Benefícios devem se limitar a 35% do valor do salário dos ministros, decide por unanimidade o Tribunal Pleno da Corte.

 

O Supremo Tribunal Federal (STF) decidiu em sessão plenária nesta quarta-feira, 25, limitar o pagamento dos chamados penduricalhos a membros do Judiciário e Ministério Público em todo o país. 

Na prática, juízes e promotores continuarão a receber acima do teto. Se tiverem direito a penduricalhos, os ganhos de juízes e promotores deverão chegar a pelo menos R$62,5 mil mensais. De acordo com a Corte, a limitação deve gerar economia anual de R$7,3 bilhões aos cofres públicos. 

 

Penduricalhos são benefícios concedidos a servidores públicos e que, somados ao salário, não cumprem o teto remuneratório constitucional de R$46,3 mil.

 

35%
Conforme a decisão, indenizações adicionais, gratificações e auxílios deverão ser limitados a 35% do valor do salário dos ministros do STF, que tem o teto como referência.
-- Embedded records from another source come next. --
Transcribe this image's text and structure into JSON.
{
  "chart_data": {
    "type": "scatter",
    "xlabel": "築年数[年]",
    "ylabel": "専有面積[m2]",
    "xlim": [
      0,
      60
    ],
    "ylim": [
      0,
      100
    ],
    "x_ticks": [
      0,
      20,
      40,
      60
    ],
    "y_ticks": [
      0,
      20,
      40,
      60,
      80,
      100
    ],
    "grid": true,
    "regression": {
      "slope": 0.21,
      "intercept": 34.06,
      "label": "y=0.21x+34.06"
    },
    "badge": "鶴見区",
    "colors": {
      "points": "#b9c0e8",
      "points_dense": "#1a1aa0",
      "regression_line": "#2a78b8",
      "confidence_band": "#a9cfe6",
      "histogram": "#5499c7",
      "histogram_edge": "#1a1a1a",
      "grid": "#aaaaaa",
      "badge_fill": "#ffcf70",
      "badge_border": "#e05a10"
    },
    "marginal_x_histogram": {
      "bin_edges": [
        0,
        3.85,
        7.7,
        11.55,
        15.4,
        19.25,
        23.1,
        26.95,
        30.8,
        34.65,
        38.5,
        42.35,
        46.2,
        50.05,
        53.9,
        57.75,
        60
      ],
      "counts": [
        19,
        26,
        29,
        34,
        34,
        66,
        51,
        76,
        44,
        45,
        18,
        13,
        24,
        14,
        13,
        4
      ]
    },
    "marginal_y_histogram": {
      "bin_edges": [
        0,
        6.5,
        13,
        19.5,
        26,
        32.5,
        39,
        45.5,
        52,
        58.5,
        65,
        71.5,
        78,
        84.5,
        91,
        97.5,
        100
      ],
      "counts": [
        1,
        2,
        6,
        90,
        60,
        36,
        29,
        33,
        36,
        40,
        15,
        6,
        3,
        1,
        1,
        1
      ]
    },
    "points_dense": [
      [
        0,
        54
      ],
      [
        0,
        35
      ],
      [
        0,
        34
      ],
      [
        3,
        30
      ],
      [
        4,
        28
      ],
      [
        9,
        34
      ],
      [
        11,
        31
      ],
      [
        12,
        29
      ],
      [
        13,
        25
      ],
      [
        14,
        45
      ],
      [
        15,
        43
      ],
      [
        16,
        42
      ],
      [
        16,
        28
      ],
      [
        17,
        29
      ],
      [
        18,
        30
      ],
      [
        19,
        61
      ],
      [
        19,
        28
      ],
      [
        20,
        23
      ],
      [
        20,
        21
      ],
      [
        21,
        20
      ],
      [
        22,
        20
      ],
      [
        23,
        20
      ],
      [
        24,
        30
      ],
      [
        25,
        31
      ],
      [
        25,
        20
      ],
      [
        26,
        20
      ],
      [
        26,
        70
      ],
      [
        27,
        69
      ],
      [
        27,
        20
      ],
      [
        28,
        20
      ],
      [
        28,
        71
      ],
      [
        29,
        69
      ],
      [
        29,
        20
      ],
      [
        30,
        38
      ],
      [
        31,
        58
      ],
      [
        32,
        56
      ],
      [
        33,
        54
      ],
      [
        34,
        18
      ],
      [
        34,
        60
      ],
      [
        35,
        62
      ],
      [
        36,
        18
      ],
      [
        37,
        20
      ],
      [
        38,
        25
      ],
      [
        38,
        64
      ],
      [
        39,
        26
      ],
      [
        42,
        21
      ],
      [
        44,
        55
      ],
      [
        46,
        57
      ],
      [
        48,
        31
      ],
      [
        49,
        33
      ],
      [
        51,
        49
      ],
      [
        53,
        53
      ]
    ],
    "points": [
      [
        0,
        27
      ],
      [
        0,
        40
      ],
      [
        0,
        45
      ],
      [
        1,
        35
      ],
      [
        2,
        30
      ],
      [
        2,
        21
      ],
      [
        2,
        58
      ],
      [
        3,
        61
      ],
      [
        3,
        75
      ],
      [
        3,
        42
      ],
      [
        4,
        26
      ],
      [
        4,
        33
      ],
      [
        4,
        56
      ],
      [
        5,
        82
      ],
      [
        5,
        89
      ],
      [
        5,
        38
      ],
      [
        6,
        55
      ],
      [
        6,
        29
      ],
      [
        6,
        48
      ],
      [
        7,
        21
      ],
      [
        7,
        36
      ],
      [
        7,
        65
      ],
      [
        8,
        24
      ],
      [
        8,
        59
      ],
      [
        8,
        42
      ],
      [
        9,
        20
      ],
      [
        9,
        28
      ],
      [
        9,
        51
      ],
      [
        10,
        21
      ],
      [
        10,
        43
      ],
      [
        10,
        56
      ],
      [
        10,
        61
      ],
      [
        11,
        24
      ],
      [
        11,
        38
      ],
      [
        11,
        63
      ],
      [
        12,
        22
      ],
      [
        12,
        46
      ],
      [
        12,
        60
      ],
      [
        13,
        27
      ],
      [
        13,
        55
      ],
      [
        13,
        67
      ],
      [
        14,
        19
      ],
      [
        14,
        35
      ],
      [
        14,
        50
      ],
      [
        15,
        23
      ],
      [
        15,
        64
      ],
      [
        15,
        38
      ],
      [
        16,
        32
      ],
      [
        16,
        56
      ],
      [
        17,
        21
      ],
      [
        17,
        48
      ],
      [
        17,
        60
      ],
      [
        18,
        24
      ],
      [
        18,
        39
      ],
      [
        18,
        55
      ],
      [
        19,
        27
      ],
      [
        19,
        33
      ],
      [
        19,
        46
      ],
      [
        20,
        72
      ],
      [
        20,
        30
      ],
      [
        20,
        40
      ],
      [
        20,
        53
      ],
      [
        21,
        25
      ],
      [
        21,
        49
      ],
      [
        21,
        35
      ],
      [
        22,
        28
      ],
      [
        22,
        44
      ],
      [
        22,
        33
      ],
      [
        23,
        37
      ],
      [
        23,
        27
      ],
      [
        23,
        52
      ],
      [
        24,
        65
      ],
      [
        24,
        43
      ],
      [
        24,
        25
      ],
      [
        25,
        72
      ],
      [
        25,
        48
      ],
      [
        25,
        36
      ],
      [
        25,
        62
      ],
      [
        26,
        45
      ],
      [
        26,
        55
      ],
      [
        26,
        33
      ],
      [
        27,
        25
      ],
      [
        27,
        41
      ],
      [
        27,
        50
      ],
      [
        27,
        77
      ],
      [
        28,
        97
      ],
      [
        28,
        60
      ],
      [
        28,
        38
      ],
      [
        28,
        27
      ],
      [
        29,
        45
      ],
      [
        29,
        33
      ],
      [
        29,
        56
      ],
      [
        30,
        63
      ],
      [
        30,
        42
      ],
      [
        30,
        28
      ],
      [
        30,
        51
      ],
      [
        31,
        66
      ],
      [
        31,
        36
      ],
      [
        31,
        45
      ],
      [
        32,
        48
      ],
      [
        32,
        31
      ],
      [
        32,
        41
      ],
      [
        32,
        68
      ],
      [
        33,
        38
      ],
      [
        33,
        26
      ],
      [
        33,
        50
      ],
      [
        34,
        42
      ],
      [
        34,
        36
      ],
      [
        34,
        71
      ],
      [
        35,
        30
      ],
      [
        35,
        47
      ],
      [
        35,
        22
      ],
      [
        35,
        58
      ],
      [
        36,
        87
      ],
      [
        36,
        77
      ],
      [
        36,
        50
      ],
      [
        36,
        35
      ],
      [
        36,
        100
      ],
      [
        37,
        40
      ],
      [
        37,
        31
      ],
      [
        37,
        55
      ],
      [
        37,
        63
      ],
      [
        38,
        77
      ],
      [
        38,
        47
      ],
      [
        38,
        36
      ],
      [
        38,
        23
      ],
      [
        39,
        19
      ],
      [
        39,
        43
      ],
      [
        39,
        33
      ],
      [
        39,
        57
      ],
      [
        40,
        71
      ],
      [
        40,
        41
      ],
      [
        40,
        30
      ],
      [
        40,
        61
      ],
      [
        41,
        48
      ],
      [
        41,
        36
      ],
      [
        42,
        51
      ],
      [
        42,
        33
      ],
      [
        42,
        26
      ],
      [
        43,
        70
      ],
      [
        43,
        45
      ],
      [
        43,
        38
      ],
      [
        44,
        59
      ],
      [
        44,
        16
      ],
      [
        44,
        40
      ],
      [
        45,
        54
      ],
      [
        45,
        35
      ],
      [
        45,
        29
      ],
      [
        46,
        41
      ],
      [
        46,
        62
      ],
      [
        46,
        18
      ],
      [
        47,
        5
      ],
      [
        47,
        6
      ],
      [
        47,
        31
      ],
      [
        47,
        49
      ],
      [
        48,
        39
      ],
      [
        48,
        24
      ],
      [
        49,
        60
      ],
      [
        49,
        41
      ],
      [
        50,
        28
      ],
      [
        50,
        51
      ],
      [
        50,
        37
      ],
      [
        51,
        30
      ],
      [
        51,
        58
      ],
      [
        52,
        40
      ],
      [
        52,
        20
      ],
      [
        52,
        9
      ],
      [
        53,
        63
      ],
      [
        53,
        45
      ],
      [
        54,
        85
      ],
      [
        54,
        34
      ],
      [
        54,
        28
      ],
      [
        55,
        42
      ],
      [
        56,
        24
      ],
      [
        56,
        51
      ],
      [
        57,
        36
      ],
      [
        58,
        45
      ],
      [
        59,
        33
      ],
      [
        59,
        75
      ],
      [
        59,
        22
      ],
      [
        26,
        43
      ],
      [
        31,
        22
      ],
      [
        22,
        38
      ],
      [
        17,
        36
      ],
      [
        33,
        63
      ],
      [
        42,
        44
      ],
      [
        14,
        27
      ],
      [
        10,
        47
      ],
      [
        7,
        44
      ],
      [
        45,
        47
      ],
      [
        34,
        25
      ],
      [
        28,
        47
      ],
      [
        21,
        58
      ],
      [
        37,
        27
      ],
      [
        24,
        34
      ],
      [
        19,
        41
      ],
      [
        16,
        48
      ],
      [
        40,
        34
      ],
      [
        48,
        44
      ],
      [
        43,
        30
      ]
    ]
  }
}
A limitação é equivalente a R$16,2 mil. 

 

Entre os benefícios que poderão ser pagos, estão vantagens como tempo de antiguidade, diárias, indenização por férias não gozadas, acumulação de jurisdição, entre outros.

Por estarem previstos em lei e serem considerados verbas indenizatórias, os benefícios não entram no cálculo do teto. 

Votos 
Por unanimidade, as regras foram definidas no julgamento no qual o plenário confirmou que somente penduricalhos previstos em lei podem ser pagos. A regra também vale para os servidores dos poderes Executivo e Legislativo. 

Diante da complexidade do tema, o Supremo decidiu produzir um voto único sobre a questão, que foi lido pelo decano da Corte, ministro Gilmar Mendes.


Durante sua manifestação, Mendes defendeu o fim dos penduricalhos e citou um caso de concessão de licença compensatória de até 34 dias por dias de folgas que foram trabalhados. 


"Ficava-se mais em casa do que trabalhando", comentou.


O presidente do STF, Edson Fachin, defendeu regras de normas transitórias para que o Congresso defina quais pagamentos de verbas indenizatórias são legais.

"Este colegiado se defrontou com um problema que perdura aproximadamente há 30 anos. Portanto, teve o desafio de encontrar uma fórmula capaz de estabelecer regras transitórias até que advenha lei federal de caráter nacional", afirmou.

 

Com informações: Agência Brasil
Crédito foto: Victor Piemonte (STF)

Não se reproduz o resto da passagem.